WASHINGTON (CN) — Federal prosecutors on Wednesday took aim at Google’s exclusive agreements with mobile phone and internet browser companies during the second day of the landmark antitrust case.
Google’s contracts make their search engine the default option on iPhones, Android devices and browsers like Firefox and Opera in exchange for a portion of the advertising revenue. In the eyes of the government, those agreements have helped Google create a monopoly over internet searches and led to “monopolistic behavior” by the company to maintain their dominance.
During opening arguments before U.S. District Judge Amit Mehta on Tuesday, Google attorney John Schmidtlein defended those agreements, saying that while they make Google the first search engine most consumers will encounter when first using their devices or opening a browser, it does not preclude them from changing to another engine like Bing, DuckDuckGo or Ecosia.

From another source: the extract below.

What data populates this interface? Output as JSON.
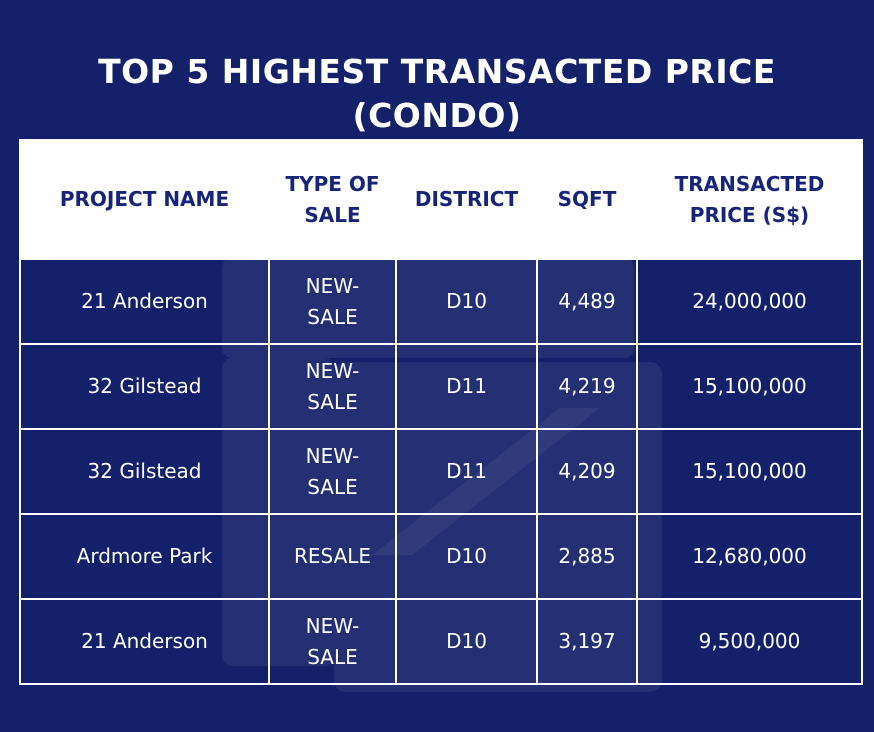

He specifically laid out the quick process required to change the default engine on iPhone, which only takes four steps: open Safari, select the search tab, click the search engine menu and select your new default.
Prosecutors called witnesses who could speak directly to the “power of defaults” and push back on Schmidtlein’s assertion that Google’s default status has little effect on its users.
Antonio Rangel, a professor of neuroscience and behavioral economics at Caltech, explained that humans are creatures of habit and that even a single step is enough of a barrier to prevent people from changing something.
Rangel pointed to a decision by Apple in 2012 to make Apple Maps the default navigation app on its devices — meaning it was preloaded out of the box and addresses online linked directly to the app — and how despite being an inferior product, Apple Maps became the dominant navigation app.
The Apple Maps incident was in the back of Google’s mind a few years later, when Apple considered whether to allow its users to choose their default engine in Safari, a “code red” situation for Google. Rangel testified that internal Google documents showed the company estimated a massive shortfall based on its experience with Apple Maps.
Justice Department attorney Kenneth Dintzer said in his opening arguments Tuesday that Google prevented the catastrophe by strongarming Apple and threatening to end its revenue sharing agreement with the company.
Google was fully aware of the potential benefits it could gain from better understanding their users’ behavior, Rangel said, pointing to the company’s hiring of Maya Shankar — a cognitive scientist who founded the White House Social and Behavioral Sciences Team — to lead its Behavioral Economic team.
The government also called Chris Barton, a former member of Google’s strategic partnerships for mobile devices from 2004 to 2010 — and founder of the music identification app Shazam — who testified Google viewed exclusivity with mobile developers a big priority.
He spoke specifically about his experience gaining such a deal with Telefonica, a Spanish telecommunications company and one of the largest mobile network providers in the world.
“Without exclusivity, you can sign a deal and the next day it might just be an option for Telefonica to use Google search, then the next day Microsoft or Yahoo can come in and make an exclusivity deal,” Barton said on Wednesday.
Prosecutors called Hal Varian, chief economist for Google, back to the stand after his cagey testimony on Tuesday, but got very little out of him again Wednesday.
However, one exchange added further light for what may become a bigger issue as more and more Google employees are called to the stand. Dintzer asked Varian whether he had received any “antitrust training” instructing him to be use specific language in internal communications so as not to draw the ire of regulators.
Varian repeatedly tried to take Dintzer’s phrasing literally, saying he had not received any formal training, such as classes, during his time with the company. But when Dintzer pushed back and asked if he had any sort of conversation on the topic, Varian could only say he could not recall, an answer he provided consistently during the government’s questioning.
Meanwhile, just across the street from Wednesday’s proceedings at the federal courthouse in Washington, Google CEO Sundar Pichai attended a closed Senate session on artificial intelligence. He attended along with other Big Tech leaders like Elon Musk and Mark Zuckerberg.
Thursday's hearing will consist mainly of closed-door testimony from Google and Verizon employees.